Pharma Company Mallinckrodt Expects to Pay $15M to Settle DOJ Kickback Probe

Mallinckrodt, a pharmaceutical company, has announced a tentative deal with the United States Department of Justice (DOJ) to settle a bribery probe into its subsidiary Questor Pharmaceuticals.

The company expects to pay $15.4 million to the DOJ to settle the investigation. Mallinckrodt is responsible for one of the largest drug price increases in U.S. history.

The terms of the agreement have not been finalized as of yet, and the company will not admit wrongdoing on its part. Mallinckrodt said the agreement does not cover the allegations related to the charitable foundation Questcor. It will only cover the company’s sales and marketing activities.

The company has also allegedly “paid illegal kickbacks” as part of a scheme to boost profits and leave American taxpayers with the bill.

Those allegations are part of a separate probe. The DOJ is demanding a jury trial that would have put the company, responsible for a 97,000% drug price hike, front and center. The price of the company’s anti-inflammatory drug Acthar increased from $40 per vial in 2000 to nearly $39,000 today.

The DOJ is still seeking damages from Mallinckrodt’s alleged improper conduct at one of Questcor’s charitable foundations between 2010 and 2014. The government claims that Questcor was used as a “conduit” to pay illegal kickbacks in the form of copay subsidies in order to market its Acthar drug as “free” to patients and doctors.

By law, drug companies are prohibited from paying patient co-pays.

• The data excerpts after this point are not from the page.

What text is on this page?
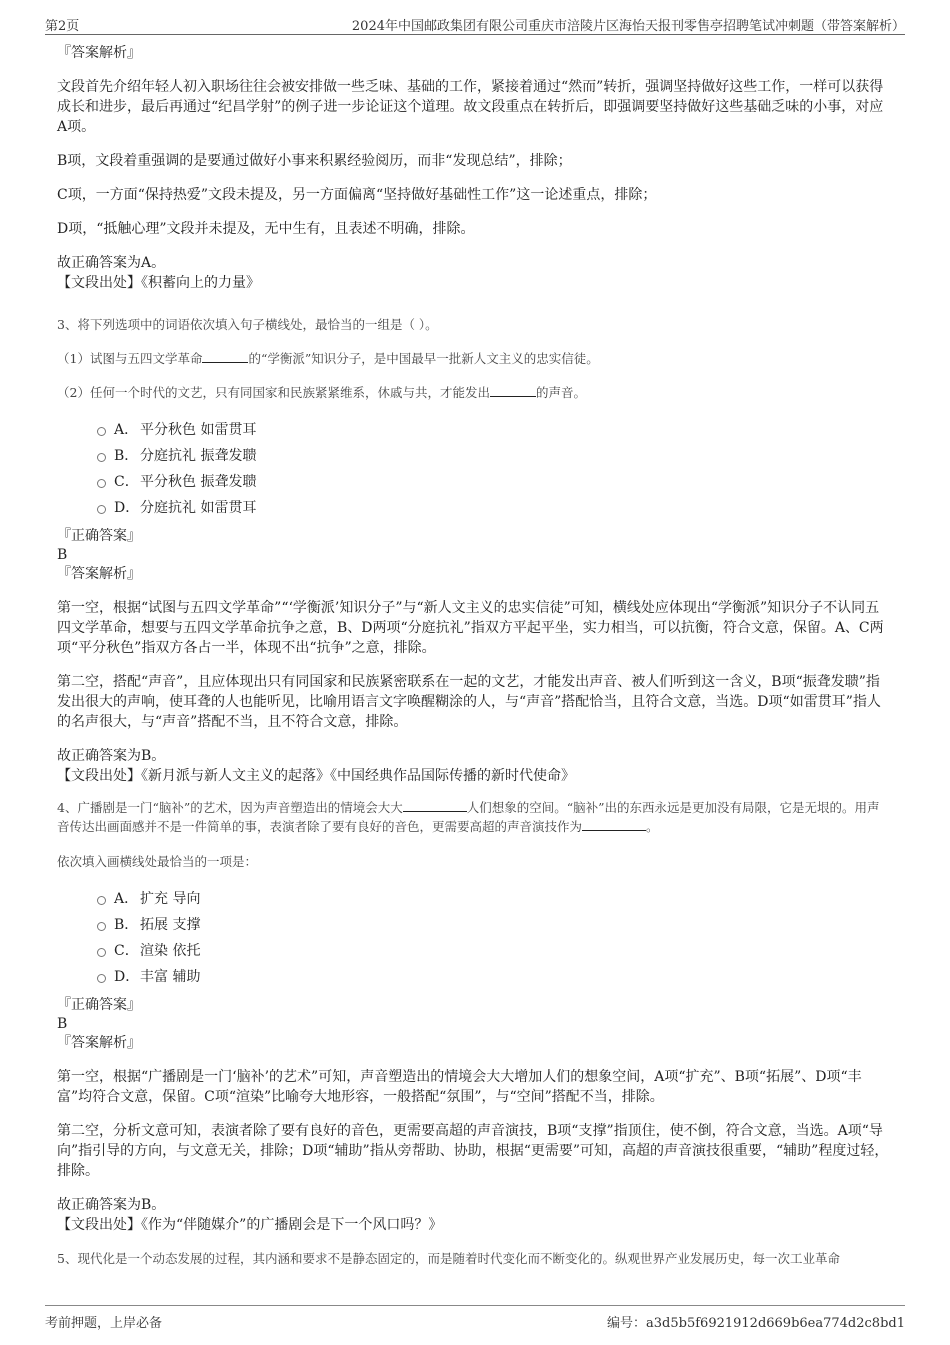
第2页	2024年中国邮政集团有限公司重庆市涪陵片区海怡天报刊零售亭招聘笔试冲刺题（带答案解析）

『答案解析』

文段首先介绍年轻人初入职场往往会被安排做一些乏味、基础的工作，紧接着通过“然而”转折，强调坚持做好这些工作，一样可以获得成长和进步，最后再通过“纪昌学射”的例子进一步论证这个道理。故文段重点在转折后，即强调要坚持做好这些基础乏味的小事，对应A项。

B项，文段着重强调的是要通过做好小事来积累经验阅历，而非“发现总结”，排除；

C项，一方面“保持热爱”文段未提及，另一方面偏离“坚持做好基础性工作”这一论述重点，排除；

D项，“抵触心理”文段并未提及，无中生有，且表述不明确，排除。

故正确答案为A。

【文段出处】《积蓄向上的力量》

3、将下列选项中的词语依次填入句子横线处，最恰当的一组是（ ）。

（1）试图与五四文学革命	的“学衡派”知识分子，是中国最早一批新人文主义的忠实信徒。

（2）任何一个时代的文艺，只有同国家和民族紧紧维系，休戚与共，才能发出	的声音。

A． 平分秋色 如雷贯耳
B． 分庭抗礼 振聋发聩
C． 平分秋色 振聋发聩
D． 分庭抗礼 如雷贯耳

『正确答案』

B

『答案解析』

第一空，根据“试图与五四文学革命”“‘学衡派’知识分子”与“新人文主义的忠实信徒”可知，横线处应体现出“学衡派”知识分子不认同五四文学革命，想要与五四文学革命抗争之意，B、D两项“分庭抗礼”指双方平起平坐，实力相当，可以抗衡，符合文意，保留。A、C两项“平分秋色”指双方各占一半，体现不出“抗争”之意，排除。

第二空，搭配“声音”，且应体现出只有同国家和民族紧密联系在一起的文艺，才能发出声音、被人们听到这一含义，B项“振聋发聩”指发出很大的声响，使耳聋的人也能听见，比喻用语言文字唤醒糊涂的人，与“声音”搭配恰当，且符合文意，当选。D项“如雷贯耳”指人的名声很大，与“声音”搭配不当，且不符合文意，排除。

故正确答案为B。

【文段出处】《新月派与新人文主义的起落》《中国经典作品国际传播的新时代使命》

4、广播剧是一门“脑补”的艺术，因为声音塑造出的情境会大大	人们想象的空间。“脑补”出的东西永远是更加没有局限，它是无垠的。用声音传达出画面感并不是一件简单的事，表演者除了要有良好的音色，更需要高超的声音演技作为	。

依次填入画横线处最恰当的一项是：

A． 扩充 导向
B． 拓展 支撑
C． 渲染 依托
D． 丰富 辅助

『正确答案』

B

『答案解析』

第一空，根据“广播剧是一门‘脑补’的艺术”可知，声音塑造出的情境会大大增加人们的想象空间，A项“扩充”、B项“拓展”、D项“丰富”均符合文意，保留。C项“渲染”比喻夸大地形容，一般搭配“氛围”，与“空间”搭配不当，排除。

第二空，分析文意可知，表演者除了要有良好的音色，更需要高超的声音演技，B项“支撑”指顶住，使不倒，符合文意，当选。A项“导向”指引导的方向，与文意无关，排除；D项“辅助”指从旁帮助、协助，根据“更需要”可知，高超的声音演技很重要，“辅助”程度过轻，排除。

故正确答案为B。

【文段出处】《作为“伴随媒介”的广播剧会是下一个风口吗？》

5、现代化是一个动态发展的过程，其内涵和要求不是静态固定的，而是随着时代变化而不断变化的。纵观世界产业发展历史，每一次工业革命

考前押题，上岸必备	编号：a3d5b5f6921912d669b6ea774d2c8bd1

The purpose of the rule is to prevent drug price increases, like what Mallinckrodt has been accused of.

The government has not stated whether it will pursue criminal charges against the company.

The DOJ claims that Mallinckrodt provided illegal copay subsidies for more than 2,600 Acthar prescriptions at a cost of $23,000 per vial, or $60 million total. As per the whistleblower act, the government can pursue up to three times the amount it had been defrauded, which equates to just under $180 million.